Fly, waspish rescuers!
Fly! Let your young drive their
Stakes through the hearts of these
Vampires sans capes!
Of course, annoying as the sharpshooters are in themselves, the problem here is not so much the insects as it is that the disease they spread remains incurable. The Pierce's pathogen might be among those for which a genetic solution could be found, but any research to develop resistant stock must overcome a different sort of force of nature: the Environmental Protection Agency. Dr. Henry Miller of the Hoover Institution writes:
There are several ways to introduce or enhance the resistance to Pierce's disease in new variants, or varieties, of grapevines. One logical approach is to transfer genes that confer resistance into California's grapes from distantly related, non-commercial grapes that possess natural immunity. But conventional grape breeding is a notoriously slow and uncertain process, and attempts to use the more sophisticated and efficient gene-splicing techniques have run afoul of EPA and local regulatory policies. So does the approach of University of Florida researchers who have patented a group of resistance genes that are a synthetic version of those found in a variety of organisms. (And so also does another gene-splicing trick that could permit new vines to bear fruit years earlier than usual.)
The EPA discriminates against gene-spliced varieties, by regulating even more stringently than chemical pesticides any plant that has been modified with gene-splicing techniques to enhance its pest- or disease-resistance. This policy, which has been attacked repeatedly by the scientific community as unscientific and irrational, has badly damaged agricultural research and development. It flouts the widespread scientific consensus that gene-splicing is more precise, circumscribed and predictable than other techniques. New gene-spliced varieties can not only increase yields, make better use of existing farmland and conserve water, but -- especially for grains and nuts -- are a potential boon to public health, because the harvest will have lower levels of contamination with toxic fungi and insect parts than conventional varieties. Moreover, by reducing the need for spraying crops with chemical pesticides, they are environmentally and occupationally friendly.
The link to Dr. Miller's article comes via Iain Murray writing at The Commons Blog, where he adds:
If we want to save the California wine industry, rescinding those EPA regulations would be a good start. It'd be easier than trying to change the weather.
At least the weather gives us something to talk about as we shelter indoors with our guests, fast-disappearing Chardonnay in hand, to evade the leafhopper rain.

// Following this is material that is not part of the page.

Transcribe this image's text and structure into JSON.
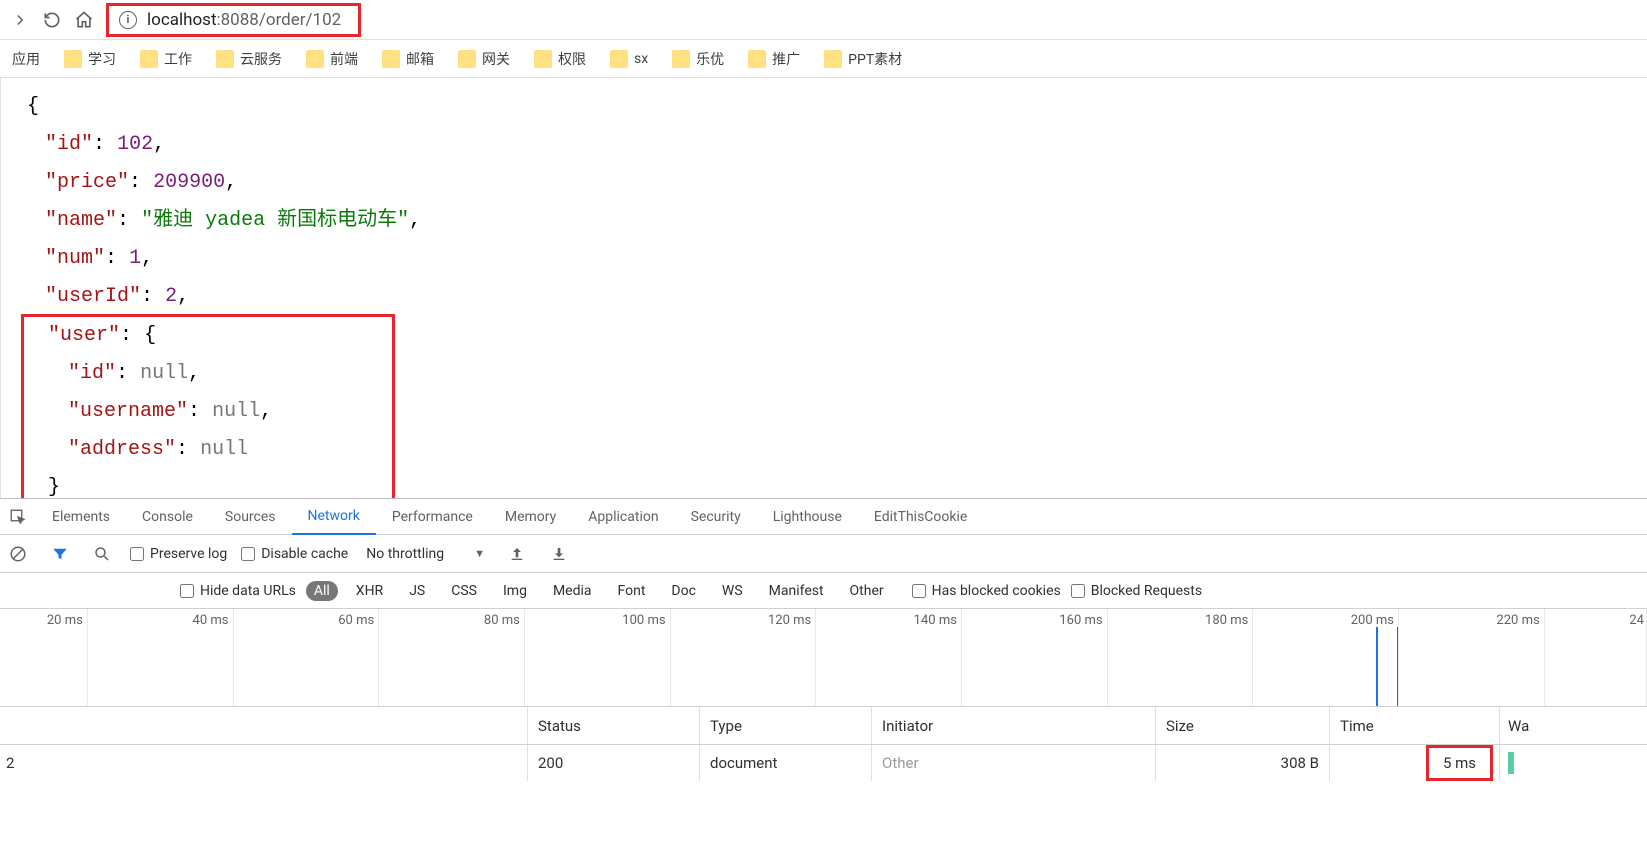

The Murray post also notes wine-related comments in the latest global warming study/simulation from the Union of Concerned Scientists. In addition to alarming predictions such as the disappearance of most of the snow pack from the high Sierra (and with it much of California's water supply), the report has this to say about our beloved grapes;
For wine grapes, excessively high temperatures during ripening can adversely affect quality, a major determinant of market value. Assuming ripening occurs at between 1,150 and 1,300 biologically active growing degree days, ripening month was determined by summing modeled growing degree days above 10°C from April to October, for both baseline and projected scenarios. Monthly average temperature at the time of ripening was used to estimate potential temperature impacts on quality. For all simulations, average ripening occurs 1–2 months earlier and at higher temperatures, leading to degraded quality and marginal/impaired conditions for all but the cool coastal region under all scenarios by the end of the century (see Table 3, which is published as supporting information on the PNAS web site). As with other perennial crops, adaptation options to shift varieties or locations of production would require significant time and capital investment.